By Clayton Guse
New York Daily News
NEW YORK — A pair of quick-thinking cops saved a blind man who fell onto a set of Brooklyn subway tracks as a train pulled into the station, police said Wednesday.
The rescue — caught on video by one of the officer’s body cameras — came after Suleiman Rifai, 61, stumbled off the platform at the Grant Ave. station on the A line about 2: 15 p.m. on May 18.
NYPD Officer Jason Macaluso and Detective Henry Greco pulled a bleeding Rifai to safety in the nick of time.
“We did hear the train coming toward us at first, and then we saw the light of a train coming,” Greco said during a ceremony at MTA headquarters Wednesday. “I waved my arms and used my flashlight to wave down the train to slow it down.”]
The platform at the station does not have tactile warning strips that warn blind riders when they approach the edge. It’s one of roughly 80 stations without the strips, which are required by the Americans with Disabilities Act.
“I was coming from work,” Rifai recalled. “For some reason that day I misstepped and things happen. I’ve been doing this trip 17 years.
“Without you I would never be here today, so I really am grateful for you being there at the right time.

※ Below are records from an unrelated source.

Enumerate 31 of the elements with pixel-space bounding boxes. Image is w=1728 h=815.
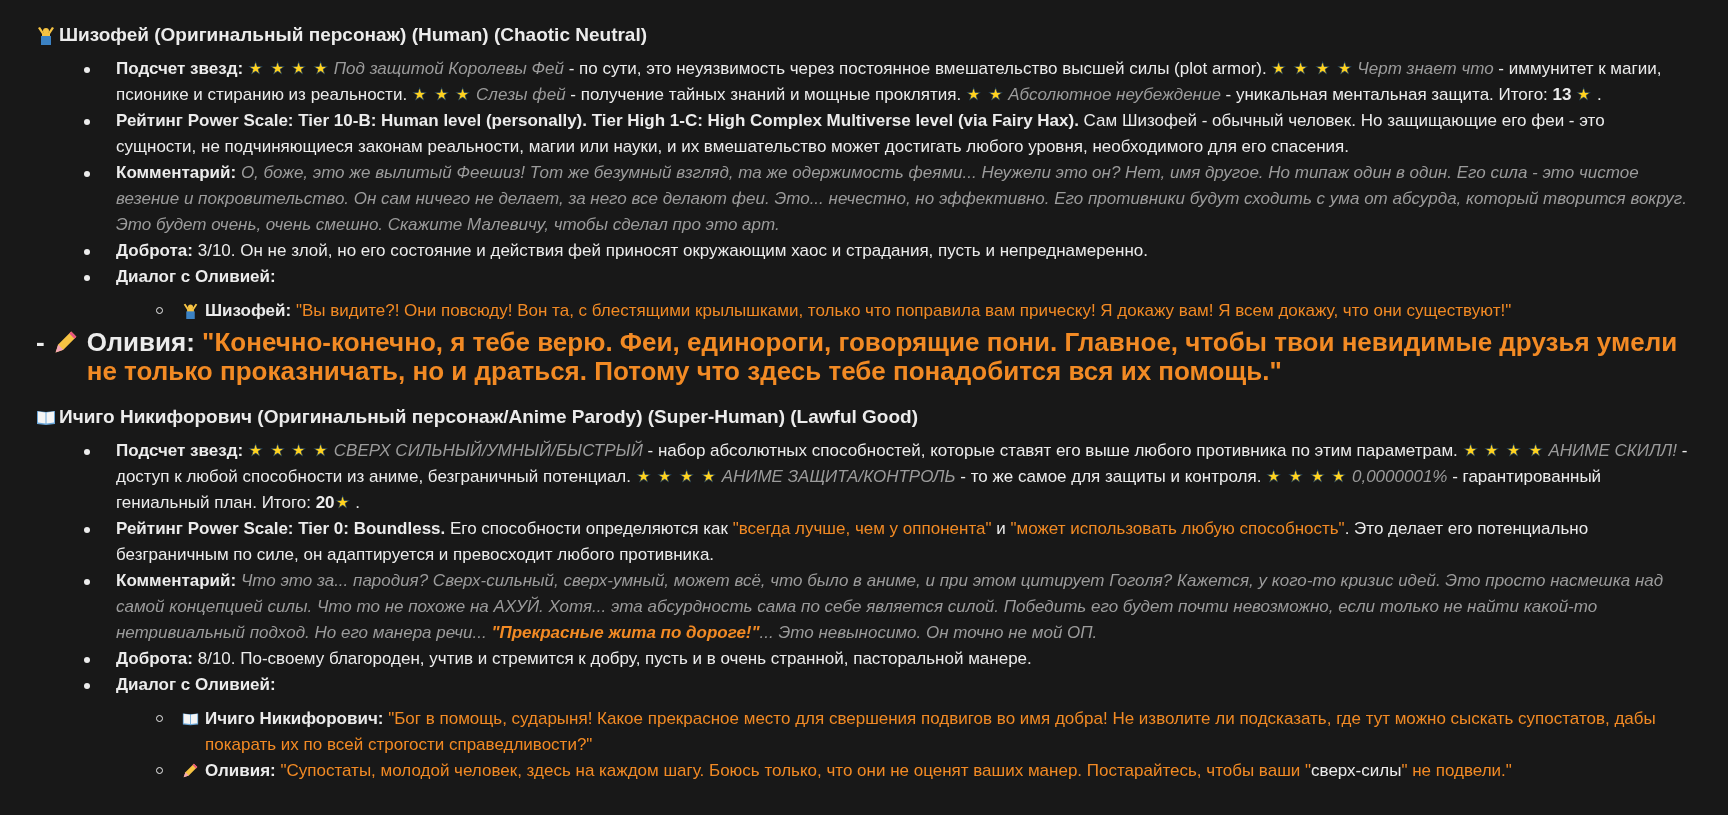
character-heading: Шизофей (Оригинальный персонаж) (Human) (Chaotic Neutral) <box>59 23 648 47</box>
bullet-text: Доброта: 3/10. Он не злой, но его состояние и действия фей приносят окружающим хаос и страдания, пусть и непреднамеренно. <box>116 241 1148 260</box>
bullet-icon <box>84 67 90 73</box>
dialog-label: Диалог с Оливией: <box>116 675 276 694</box>
bullet-icon <box>84 527 90 533</box>
bullet-text: Подсчет звезд: ★ ★ ★ ★ СВЕРХ СИЛЬНЫЙ/УМНЫЙ/БЫСТРЫЙ - набор абсолютных способностей, которые ставят его выше любого противника по этим параметрам. ★ ★ ★ ★ АНИМЕ СКИЛЛ! - доступ к любой способности из аниме, безграничный потенциал. ★ ★ ★ ★ АНИМЕ ЗАЩИТА/КОНТРОЛЬ - то же самое для защиты и контроля. ★ ★ ★ ★ 0,0000001% - гарантированный гениальный план. Итого: 20★ . <box>116 441 1688 512</box>
dialog-line: Шизофей: "Вы видите?! Они повсюду! Вон та, с блестящими крылышками, только что поправила вам прическу! Я докажу вам! Я всем докажу, что они существуют!" <box>205 300 1513 322</box>
open-book-icon <box>182 710 199 727</box>
dialog-label: Диалог с Оливией: <box>116 267 276 286</box>
bullet-text: Доброта: 8/10. По-своему благороден, учтив и стремится к добру, пусть и в очень странной, пасторальной манере. <box>116 649 1032 668</box>
bullet-text: Рейтинг Power Scale: Tier 10-B: Human level (personally). Tier High 1-C: High Complex Multiverse level (via Fairy Hax). Сам Шизофей - обычный человек. Но защищающие его феи - это сущности, не подчиняющиеся законам реальности, магии или науки, и их вмешательство может достигать любого уровня, необходимого для его спасения. <box>116 111 1605 156</box>
bullet-icon <box>84 683 90 689</box>
dash-text: - <box>36 328 45 357</box>
bullet-icon <box>84 249 90 255</box>
pencil-icon <box>182 762 199 779</box>
bullet-icon <box>84 275 90 281</box>
person-raised-hands-icon <box>182 302 199 319</box>
bullet-text: Комментарий: Что это за... пародия? Сверх-сильный, сверх-умный, может всё, что было в аниме, и при этом цитирует Гоголя? Кажется, у кого-то кризис идей. Это просто насмешка над самой концепцией силы. Что то не похоже на АХУЙ. Хотя... эта абсурдность сама по себе является силой. Победить его будет почти невозможно, если только не найти какой-то нетривиальный подход. Но его манера речи... "Прекрасные жита по дороге!"... Это невыносимо. Он точно не мой ОП. <box>116 571 1664 642</box>
character-heading: Ичиго Никифорович (Оригинальный персонаж/Anime Parody) (Super-Human) (Lawful Good) <box>59 405 918 429</box>
bullet-text: Подсчет звезд: ★ ★ ★ ★ Под защитой Королевы Фей - по сути, это неуязвимость через постоянное вмешательство высшей силы (plot armor). ★ ★ ★ ★ Черт знает что - иммунитет к магии, псионике и стиранию из реальности. ★ ★ ★ Слезы фей - получение тайных знаний и мощные проклятия. ★ ★ Абсолютное неубеждение - уникальная ментальная защита. Итого: 13 ★ . <box>116 59 1662 104</box>
bullet-icon <box>84 171 90 177</box>
person-raised-hands-icon <box>36 25 56 45</box>
bullet-text: Рейтинг Power Scale: Tier 0: Boundless. Его способности определяются как "всегда лучше, чем у оппонента" и "может использовать любую способность". Это делает его потенциально безграничным по силе, он адаптируется и превосходит любого противника. <box>116 519 1589 564</box>
dialog-line: Оливия: "Конечно-конечно, я тебе верю. Феи, единороги, говорящие пони. Главное, чтобы твои невидимые друзья умели не только проказничать, но и драться. Потому что здесь тебе понадобится вся их помощь." <box>86 328 1679 386</box>
bullet-icon <box>84 449 90 455</box>
dialog-line: Ичиго Никифорович: "Бог в помощь, сударыня! Какое прекрасное место для свершения подвигов во имя добра! Не изволите ли подсказать, где тут можно сыскать супостатов, дабы покарать их по всей строгости справедливости?" <box>205 708 1657 756</box>
dialog-line: Оливия: "Супостаты, молодой человек, здесь на каждом шагу. Боюсь только, что они не оценят ваших манер. Постарайтесь, чтобы ваши "сверх-силы" не подвели." <box>205 760 1513 782</box>
bullet-text: Комментарий: О, боже, это же вылитый Феешиз! Тот же безумный взгляд, та же одержимость феями... Неужели это он? Нет, имя другое. Но типаж один в один. Его сила - это чистое везение и покровительство. Он сам ничего не делает, за него все делают феи. Это... нечестно, но эффективно. Его противники будут сходить с ума от абсурда, который творится вокруг. Это будет очень, очень смешно. Скажите Малевичу, чтобы сделал про это арт. <box>116 163 1687 234</box>
bullet-icon <box>84 579 90 585</box>
bullet-icon <box>84 657 90 663</box>
bullet-icon <box>84 119 90 125</box>
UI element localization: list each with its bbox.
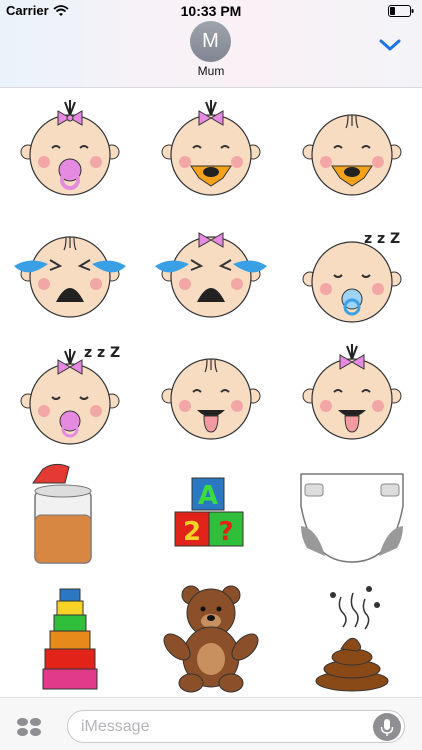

And when I heard your voices, I knew I would be OK,” Rifai told his saviors.
Transit officials said Wednesday that they’re working to add tactile strips to every platform in the subway, including the station where Rifai fell.
“That’s an ongoing current project to knock out those last 80 stations, which has been in the works for some time but is actually physically ongoing right now,” said MTA Chairman Janno Lieber.